PDF - Katholische Kirche beim hr

Diakon Uwe Groß, kath. Kirche in Wiesbaden
hr2-kultur, Zuspruch am Morgen, Mittwoch, 7. September 2016
Große Dinge werden niemals langweilig
„Große Dinge werden durch die Wiederholung nicht langweilig. Nur das Belanglose
braucht die Abwechslung und muss schnell durch anderes ersetzt werden. Das
Große wird größer, indem wir es wiederholen, und wir selbst werden reicher dabei.“
Diese Gedanken hat einmal der zurückgetretene Papst Benedikt geäußert, und ich
kann das für mich gut nachempfinden. Da fallen mir als erstes richtig gute Filme ein.
Als ich jünger war, war das der Film: „Der Club der toten Dichter.“ Mich hat dieser
Film, als ich 23 Jahre alt war, ziemlich berührt. Ich glaube, ich bin siebenmal ins Kino
gegangen, um den Film nochmal und nochmal zu sehen. Die Sehnsucht der jungen
Schüler nach Selbstbestimmung und Lebenssinn war genau mein Thema, und ich
habe in dem Film immer neue Facetten entdeckt, die mich innerlich bereichert haben.

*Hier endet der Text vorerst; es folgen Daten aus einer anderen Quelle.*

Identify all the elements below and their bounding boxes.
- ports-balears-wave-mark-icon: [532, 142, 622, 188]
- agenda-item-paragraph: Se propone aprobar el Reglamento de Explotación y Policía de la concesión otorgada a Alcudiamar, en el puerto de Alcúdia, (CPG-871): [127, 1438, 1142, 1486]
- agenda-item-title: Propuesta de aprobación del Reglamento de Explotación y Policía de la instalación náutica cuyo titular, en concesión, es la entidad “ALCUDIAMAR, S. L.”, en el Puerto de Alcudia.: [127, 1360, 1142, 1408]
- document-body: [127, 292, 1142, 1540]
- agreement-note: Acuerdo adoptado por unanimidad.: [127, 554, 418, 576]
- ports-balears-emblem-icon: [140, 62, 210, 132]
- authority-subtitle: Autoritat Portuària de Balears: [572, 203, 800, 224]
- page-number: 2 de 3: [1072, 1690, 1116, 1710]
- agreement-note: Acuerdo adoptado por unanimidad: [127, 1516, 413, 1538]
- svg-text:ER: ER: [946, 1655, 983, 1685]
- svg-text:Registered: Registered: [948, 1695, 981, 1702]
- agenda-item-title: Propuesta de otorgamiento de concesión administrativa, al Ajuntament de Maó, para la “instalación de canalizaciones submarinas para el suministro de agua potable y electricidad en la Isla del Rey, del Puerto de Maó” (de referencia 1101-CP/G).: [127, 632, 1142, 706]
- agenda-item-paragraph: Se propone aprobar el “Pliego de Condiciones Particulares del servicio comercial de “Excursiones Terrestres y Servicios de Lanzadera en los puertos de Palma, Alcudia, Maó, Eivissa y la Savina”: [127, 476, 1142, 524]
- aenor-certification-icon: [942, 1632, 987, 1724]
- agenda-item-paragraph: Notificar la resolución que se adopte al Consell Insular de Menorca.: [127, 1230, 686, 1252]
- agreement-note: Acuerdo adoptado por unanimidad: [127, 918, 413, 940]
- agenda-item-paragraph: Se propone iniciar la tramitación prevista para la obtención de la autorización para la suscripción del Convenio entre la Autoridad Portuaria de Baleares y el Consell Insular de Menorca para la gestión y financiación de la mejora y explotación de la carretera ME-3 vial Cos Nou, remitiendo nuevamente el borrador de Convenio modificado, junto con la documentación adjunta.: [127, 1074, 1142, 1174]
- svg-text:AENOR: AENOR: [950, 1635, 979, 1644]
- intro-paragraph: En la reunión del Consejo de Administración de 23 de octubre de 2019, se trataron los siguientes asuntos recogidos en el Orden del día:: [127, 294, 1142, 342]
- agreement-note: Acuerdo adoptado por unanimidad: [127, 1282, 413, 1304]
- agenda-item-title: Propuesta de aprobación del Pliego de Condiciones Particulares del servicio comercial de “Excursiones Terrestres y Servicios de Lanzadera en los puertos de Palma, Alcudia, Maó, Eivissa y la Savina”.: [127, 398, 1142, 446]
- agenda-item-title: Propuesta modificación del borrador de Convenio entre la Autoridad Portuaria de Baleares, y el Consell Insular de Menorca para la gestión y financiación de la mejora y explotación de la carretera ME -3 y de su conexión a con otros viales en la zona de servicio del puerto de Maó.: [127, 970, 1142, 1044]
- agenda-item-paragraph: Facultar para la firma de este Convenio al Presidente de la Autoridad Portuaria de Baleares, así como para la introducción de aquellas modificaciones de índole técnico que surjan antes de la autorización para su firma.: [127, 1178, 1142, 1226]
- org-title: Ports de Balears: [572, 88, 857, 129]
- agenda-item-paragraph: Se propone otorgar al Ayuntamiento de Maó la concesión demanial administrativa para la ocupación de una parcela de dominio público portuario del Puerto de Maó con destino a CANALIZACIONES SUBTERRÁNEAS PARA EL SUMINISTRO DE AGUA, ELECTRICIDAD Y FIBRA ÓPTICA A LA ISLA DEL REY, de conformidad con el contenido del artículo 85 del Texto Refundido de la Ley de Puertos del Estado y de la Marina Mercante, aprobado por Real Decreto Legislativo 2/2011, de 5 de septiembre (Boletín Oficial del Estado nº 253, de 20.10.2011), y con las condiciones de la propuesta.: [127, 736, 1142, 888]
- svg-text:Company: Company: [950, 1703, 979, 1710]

Später habe ich ein Ähnliches bei der „Heimat“-Trilogie von Edgar Reitz gespürt. All
diese Lebensgeschichten von Menschen im Hunsrück im 20. Jahrhundert - die haben
vieles in mir wachgerufen, was ich selbst aus dem Westerwald kannte. Heimat hinter
sich zu lassen und neue Heimat zu finden, das hat mich ganz stark berührt.
„Große Dinge werden durch die Wiederholung nicht langweilig.“ Ich habe ähnliches
wie bei den Filmen generell bei Kunst entdeckt. Es gibt Bilder, die ich immer wieder
gerne ansehe, es gibt Romane, die ich immer wieder gerne lese, es gibt besonders
auch Musik, die ich immer wieder gerne höre. Als Richard Wagner-Fan schau ich mir
gerne verschiedene Inszenierungen von ein und demselben Stück an. Das Stück
wird für mich nicht langweilig. „Große Dinge werden durch Wiederholung nicht
langweilig.“ Ich glaube, man kann das auch auf zwischenmenschliche Beziehungen
anwenden. Meiner Frau und meinem Kind zu sagen, dass ich sie liebe, ist nichts
Langweiliges, sondern etwas, dass unsere Beziehung vertieft. Mich mit einem
Freund regelmäßig zu treffen und ihm mein Herz auszuschütten – das hat gar nichts
von Langeweile, auch wenn wir uns schon viele Jahrzehnte kennen und über den
anderen vieles wissen. „Große Dinge werden durch Wiederholung nicht langweilig.“
Ich glaube, das gilt auch für die Religion. Eine Religion lernt man nicht dadurch
kennen, indem man ein Buch darüber liest. Eine Religion lerne ich nur dadurch
wirklich kennen, dass ich diese eine Religion lebe: Die Gebete dieser Religion
spreche, die Traditionen dieser Religion kenne, die Gottesdienste der Religion feiere
und mich immer mehr, wie bei einem guten Bild, einem guten Film in die Tiefe einer
Religion hinein begebe.
„Große Dinge werden durch Wiederholung nicht langweilig.“ Ich glaube, dass der
christliche Glaube ein ganz großes Ding ist. Ein so großes, dass wir es in unserem
Leben nicht ausschöpfen können. Ich kann mich immer mehr in diese Religion
vertiefen, und ich weiß, dass es mein Leben reicher macht.